Mesajı Okuyun
Old 30-11-2016, 16:00   #3
Av. Erdem Akçay

 
Varsayılan

Celse tarihi ile ilgili kısım dışındakilerin aksini söylemek mümkün değil. Hukuk bir yana, medeniyet gereğidir. Büyük çoğunlukla da gerekli medeni tavrın gösterildiği kanaatindeyim. İstisnalar ise mutlaka giderilmelidir.

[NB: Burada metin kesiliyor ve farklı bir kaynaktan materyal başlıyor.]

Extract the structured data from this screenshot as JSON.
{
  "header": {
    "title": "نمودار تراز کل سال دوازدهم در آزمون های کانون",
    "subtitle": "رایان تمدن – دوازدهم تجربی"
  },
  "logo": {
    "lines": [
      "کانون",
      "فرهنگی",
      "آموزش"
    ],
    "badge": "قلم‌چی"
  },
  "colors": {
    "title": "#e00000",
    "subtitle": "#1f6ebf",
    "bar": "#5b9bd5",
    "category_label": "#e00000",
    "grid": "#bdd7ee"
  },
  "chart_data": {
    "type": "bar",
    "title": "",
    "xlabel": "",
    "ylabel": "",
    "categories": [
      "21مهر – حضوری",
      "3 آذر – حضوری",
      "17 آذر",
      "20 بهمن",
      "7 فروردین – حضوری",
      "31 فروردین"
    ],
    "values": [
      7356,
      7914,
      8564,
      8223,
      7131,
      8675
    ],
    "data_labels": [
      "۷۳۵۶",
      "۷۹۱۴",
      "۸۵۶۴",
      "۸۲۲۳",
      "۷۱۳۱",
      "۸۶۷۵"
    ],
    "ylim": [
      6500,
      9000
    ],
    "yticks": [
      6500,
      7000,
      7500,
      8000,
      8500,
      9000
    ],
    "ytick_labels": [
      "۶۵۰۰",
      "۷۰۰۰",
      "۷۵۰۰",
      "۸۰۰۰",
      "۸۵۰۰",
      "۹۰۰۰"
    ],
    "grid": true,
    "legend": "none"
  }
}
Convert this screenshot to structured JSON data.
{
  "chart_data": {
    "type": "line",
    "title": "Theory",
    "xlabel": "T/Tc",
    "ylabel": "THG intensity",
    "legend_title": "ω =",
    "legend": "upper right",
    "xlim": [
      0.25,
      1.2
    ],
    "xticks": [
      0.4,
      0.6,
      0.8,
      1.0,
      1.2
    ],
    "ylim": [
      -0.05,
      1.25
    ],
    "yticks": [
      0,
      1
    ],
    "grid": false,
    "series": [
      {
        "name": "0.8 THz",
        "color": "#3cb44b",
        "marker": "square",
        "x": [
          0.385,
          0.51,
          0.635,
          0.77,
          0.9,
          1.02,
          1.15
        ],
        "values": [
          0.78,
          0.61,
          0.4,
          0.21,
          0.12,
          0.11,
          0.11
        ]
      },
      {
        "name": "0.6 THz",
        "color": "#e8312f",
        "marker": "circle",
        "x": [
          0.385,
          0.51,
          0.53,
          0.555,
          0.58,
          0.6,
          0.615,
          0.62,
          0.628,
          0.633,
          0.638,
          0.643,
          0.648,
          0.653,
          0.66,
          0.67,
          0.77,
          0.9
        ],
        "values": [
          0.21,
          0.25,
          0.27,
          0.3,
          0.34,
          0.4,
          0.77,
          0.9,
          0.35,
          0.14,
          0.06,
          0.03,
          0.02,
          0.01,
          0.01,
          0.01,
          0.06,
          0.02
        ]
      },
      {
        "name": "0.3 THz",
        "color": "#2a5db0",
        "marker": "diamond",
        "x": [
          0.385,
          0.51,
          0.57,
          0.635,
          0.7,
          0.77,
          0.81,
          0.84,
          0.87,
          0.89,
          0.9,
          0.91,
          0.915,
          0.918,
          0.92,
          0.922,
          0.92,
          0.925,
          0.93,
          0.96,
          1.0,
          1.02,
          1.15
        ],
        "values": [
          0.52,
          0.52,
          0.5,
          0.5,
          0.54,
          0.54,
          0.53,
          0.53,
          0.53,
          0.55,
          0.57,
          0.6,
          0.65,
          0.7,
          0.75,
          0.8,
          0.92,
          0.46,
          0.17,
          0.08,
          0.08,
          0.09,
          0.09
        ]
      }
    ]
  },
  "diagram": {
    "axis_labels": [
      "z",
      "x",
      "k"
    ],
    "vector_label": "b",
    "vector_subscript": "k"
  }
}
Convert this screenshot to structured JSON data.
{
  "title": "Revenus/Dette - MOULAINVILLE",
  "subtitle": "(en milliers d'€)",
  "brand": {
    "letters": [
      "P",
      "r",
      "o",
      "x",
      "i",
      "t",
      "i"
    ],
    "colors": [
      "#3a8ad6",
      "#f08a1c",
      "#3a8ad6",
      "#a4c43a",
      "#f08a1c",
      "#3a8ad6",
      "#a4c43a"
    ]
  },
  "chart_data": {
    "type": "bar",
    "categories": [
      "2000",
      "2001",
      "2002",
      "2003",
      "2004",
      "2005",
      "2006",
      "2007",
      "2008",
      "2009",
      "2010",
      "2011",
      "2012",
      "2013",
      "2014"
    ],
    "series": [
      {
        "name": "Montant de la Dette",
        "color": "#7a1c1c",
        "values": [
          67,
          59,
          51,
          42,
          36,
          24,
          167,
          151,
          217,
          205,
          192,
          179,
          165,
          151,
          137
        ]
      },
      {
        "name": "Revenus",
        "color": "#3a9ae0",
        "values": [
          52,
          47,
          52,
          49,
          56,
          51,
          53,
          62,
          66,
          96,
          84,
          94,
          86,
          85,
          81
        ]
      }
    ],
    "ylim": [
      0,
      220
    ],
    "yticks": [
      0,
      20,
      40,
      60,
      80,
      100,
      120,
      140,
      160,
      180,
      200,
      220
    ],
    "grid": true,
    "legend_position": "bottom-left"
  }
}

Celse tarihi belirlenirken asile sorulmaması ise doğrudur. Celse tarihi bir karardır. Karar olması nedeniyle bu tarih asil(ve vekil) için tüm işlerinde mazerettir. Örneğin işyerine bu karar gösterildiğinde, kişiye izin vermek bir mecburiyettir. Ancak avukatların birden çok celsede aynı anda bulunmaları beklenemeyeceği için(birden çok karara aynı anda uyamayacakları için), vekillere sorulur. Sorulmak zorunda değildir ama sorulmazsa ne olur? Celseler çakışırsa, giremediği celseler için vekilin mazeret sunma hakkı doğar. Bu da yargılamanın uzamasına sebebiyet verir. Bunun önlenmesi için, mümkün olduğunca vekiller için de uygun bir celse tarihi belirlenmeye çalışılır. Özetle bu bir ayrımcılık olarak düşünülmemelidir. Geçerli bir sebep ileri sürerse, asilin talebi de eminim değerlendirilecektir.